In basic Freudian terms, “Freud’s Last Session” is a lot of id in need of more superego. The movie is full of potential that needed much better guidance. This well-meaning drama about a meeting between atheist Sigmund Freud and religious C.S. Lewis starts with the right concept, but it ultimately goes off the rails with too many flashbacks and subplots.
Directed by Matthew Brown, “Freud’s Last Session” is based on Mark. St. Germain’s play of the same name. St. Germain and Brown and co-wrote the adapted screenplay for “Freud’s Last Session,” which takes primarily place in London, in 1939. “Freud’s Last Session” had its world premiere at the 2023 edition of AFI Fest.
“Freud’s Last Session” begins on September 3, 1939: two days after Nazi German forces have invaded Poland. It’s also the same day that the United Kingdom joined the Allied Forces in World War II. It’s on this particular day that Austrian psychiatrist Sigmund Freud (played by Anthony Hopkins) and British writer C.S. Lewis, nicknamed Jack (played by Matthew Goode), have a meeting that is fabricated for this story.

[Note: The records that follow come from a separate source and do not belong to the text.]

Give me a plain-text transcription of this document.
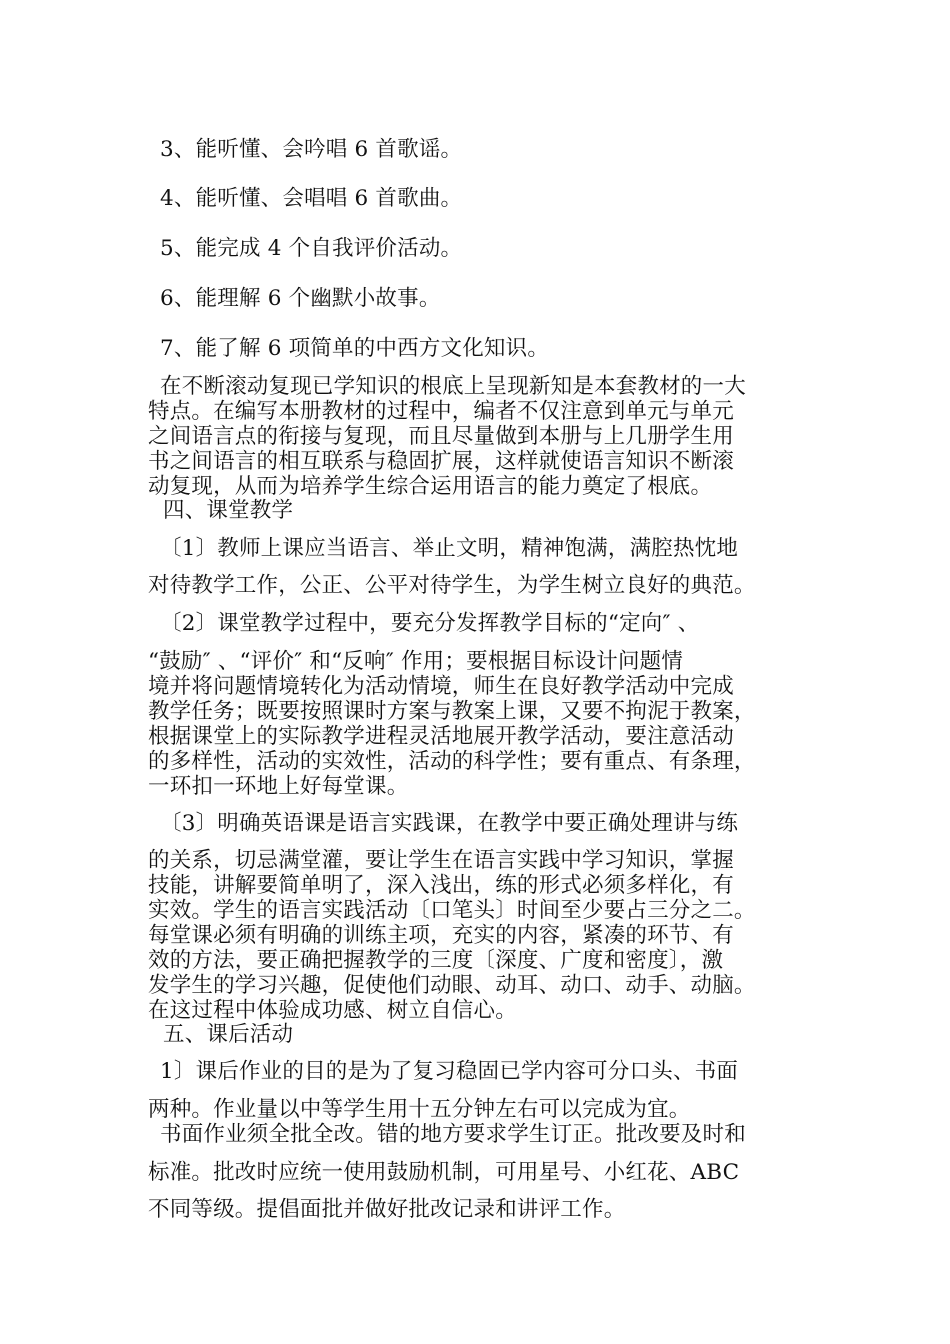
3、能听懂、会吟唱 6 首歌谣。

4、能听懂、会唱唱 6 首歌曲。

5、能完成 4 个自我评价活动。

6、能理解 6 个幽默小故事。

7、能了解 6 项简单的中西方文化知识。

在不断滚动复现已学知识的根底上呈现新知是本套教材的一大

特点。在编写本册教材的过程中，编者不仅注意到单元与单元

之间语言点的衔接与复现，而且尽量做到本册与上几册学生用

书之间语言的相互联系与稳固扩展，这样就使语言知识不断滚

动复现，从而为培养学生综合运用语言的能力奠定了根底。

四、课堂教学

〔1〕教师上课应当语言、举止文明，精神饱满，满腔热忱地

对待教学工作，公正、公平对待学生，为学生树立良好的典范。

〔2〕课堂教学过程中，要充分发挥教学目标的“定向″ 、

“鼓励″ 、“评价″ 和“反响″ 作用；要根据目标设计问题情

境并将问题情境转化为活动情境，师生在良好教学活动中完成

教学任务；既要按照课时方案与教案上课，又要不拘泥于教案，

根据课堂上的实际教学进程灵活地展开教学活动，要注意活动

的多样性，活动的实效性，活动的科学性；要有重点、有条理，

一环扣一环地上好每堂课。

〔3〕明确英语课是语言实践课，在教学中要正确处理讲与练

的关系，切忌满堂灌，要让学生在语言实践中学习知识，掌握

技能，讲解要简单明了，深入浅出，练的形式必须多样化，有

实效。学生的语言实践活动〔口笔头〕时间至少要占三分之二。

每堂课必须有明确的训练主项，充实的内容，紧凑的环节、有

效的方法，要正确把握教学的三度〔深度、广度和密度〕，激

发学生的学习兴趣，促使他们动眼、动耳、动口、动手、动脑。

在这过程中体验成功感、树立自信心。

五、课后活动

1〕课后作业的目的是为了复习稳固已学内容可分口头、书面

两种。作业量以中等学生用十五分钟左右可以完成为宜。

书面作业须全批全改。错的地方要求学生订正。批改要及时和

标准。批改时应统一使用鼓励机制，可用星号、小红花、ABC

不同等级。提倡面批并做好批改记录和讲评工作。
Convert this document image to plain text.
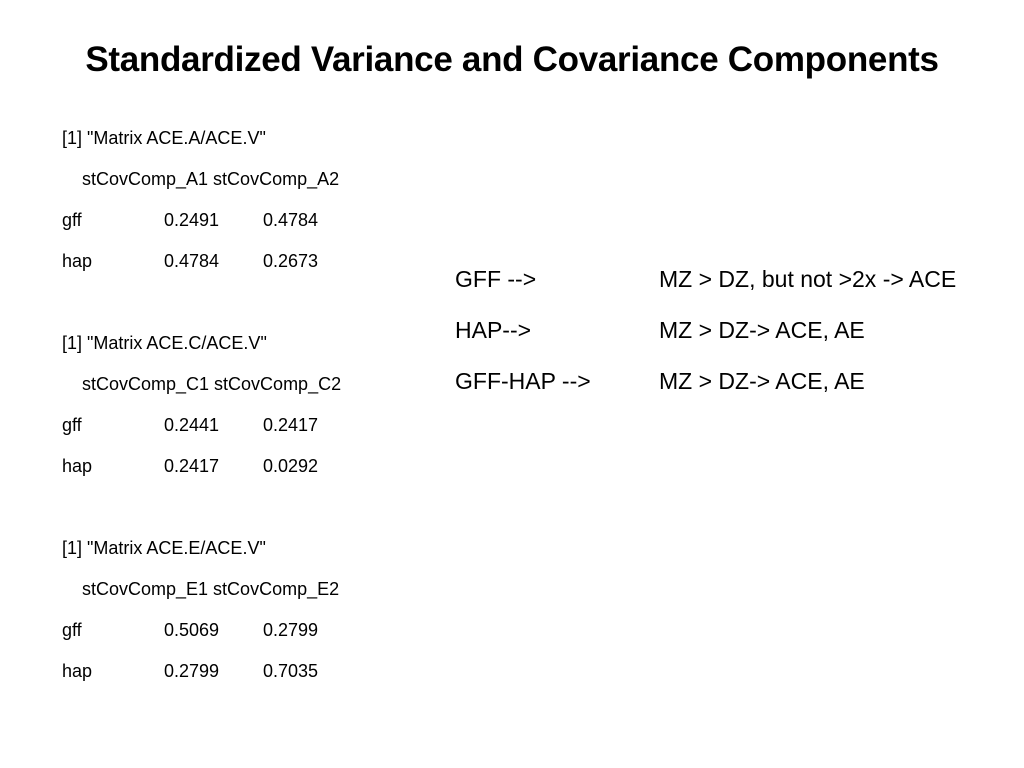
Standardized Variance and Covariance Components
[1] "Matrix ACE.A/ACE.V"
stCovComp_A1 stCovComp_A2
gff	0.2491	0.4784
hap	0.4784	0.2673
[1] "Matrix ACE.C/ACE.V"
stCovComp_C1 stCovComp_C2
gff	0.2441	0.2417
hap	0.2417	0.0292
[1] "Matrix ACE.E/ACE.V"
stCovComp_E1 stCovComp_E2
gff	0.5069	0.2799
hap	0.2799	0.7035
GFF -->	MZ > DZ, but not >2x -> ACE
HAP-->	MZ > DZ-> ACE, AE
GFF-HAP -->	MZ > DZ-> ACE, AE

The meeting place is at Sigmund’s home office. Sigmund’s wife is away visiting a cousin, but Sigmund is being looked after by his overly attentive daughter Anna Freud (played by Liv Lisa Fries) and a housekeeper. Sigmund is on the verge of retiring. He also has a secret habit of spiking his drinks with morphine.
Viewers should expect Sigmund and Frank to have some debates about religion and whether or not God exists. And although these debates are somewhat lively, the movie turns into a mushy series of flashbacks where the two men talk about their childhoods and other aspects of their pasts. The movie gives very little insight to the talent that Jack/C.S. has as a writer. Jack/C.S. mentions his friend JRR Tolkien (played by Stephen Campbell Moore), who makes a brief appearance in them movie.
Jack has some trauma because he’s a military veteran with post-traumatic stress disorder. He’s also still emotionally damaged from feeling abandoned and neglected by his widower father, who sent Jack and his older brother Warren (played by Pádraic Delaney) away to boarding school. (Oscar Massey portrays C.S. Lewis at age 9, and Lucas Massey portrays Warren Lewis at age 12.)
Meanwhile, the movie goes off on a tangent about Freud noticing but being somewhat in denial that Anna is a lesbian or queer. Anna’s lover is a colleague named Dorothy Burlingham (played by Jodi Balfour), who works at the same university where Anna is a professor of psychology. Anna’s personal drama gets too much screen time in the movie.
Although the acting performances in “Freud’s Last Session” are good enough, the dialogue is often tedious. A movie about perhaps the world’s most famous psychiatrist fails to delve very far into his psyche (or anyone else’s psyche, for that matter) to offer a fascinating story. And that’s a flaw in this movie that’s too big to overlook.
Sony Pictures Classics will release “Freud’s Last Session” in select U.S. cinemas on December 22, 2023.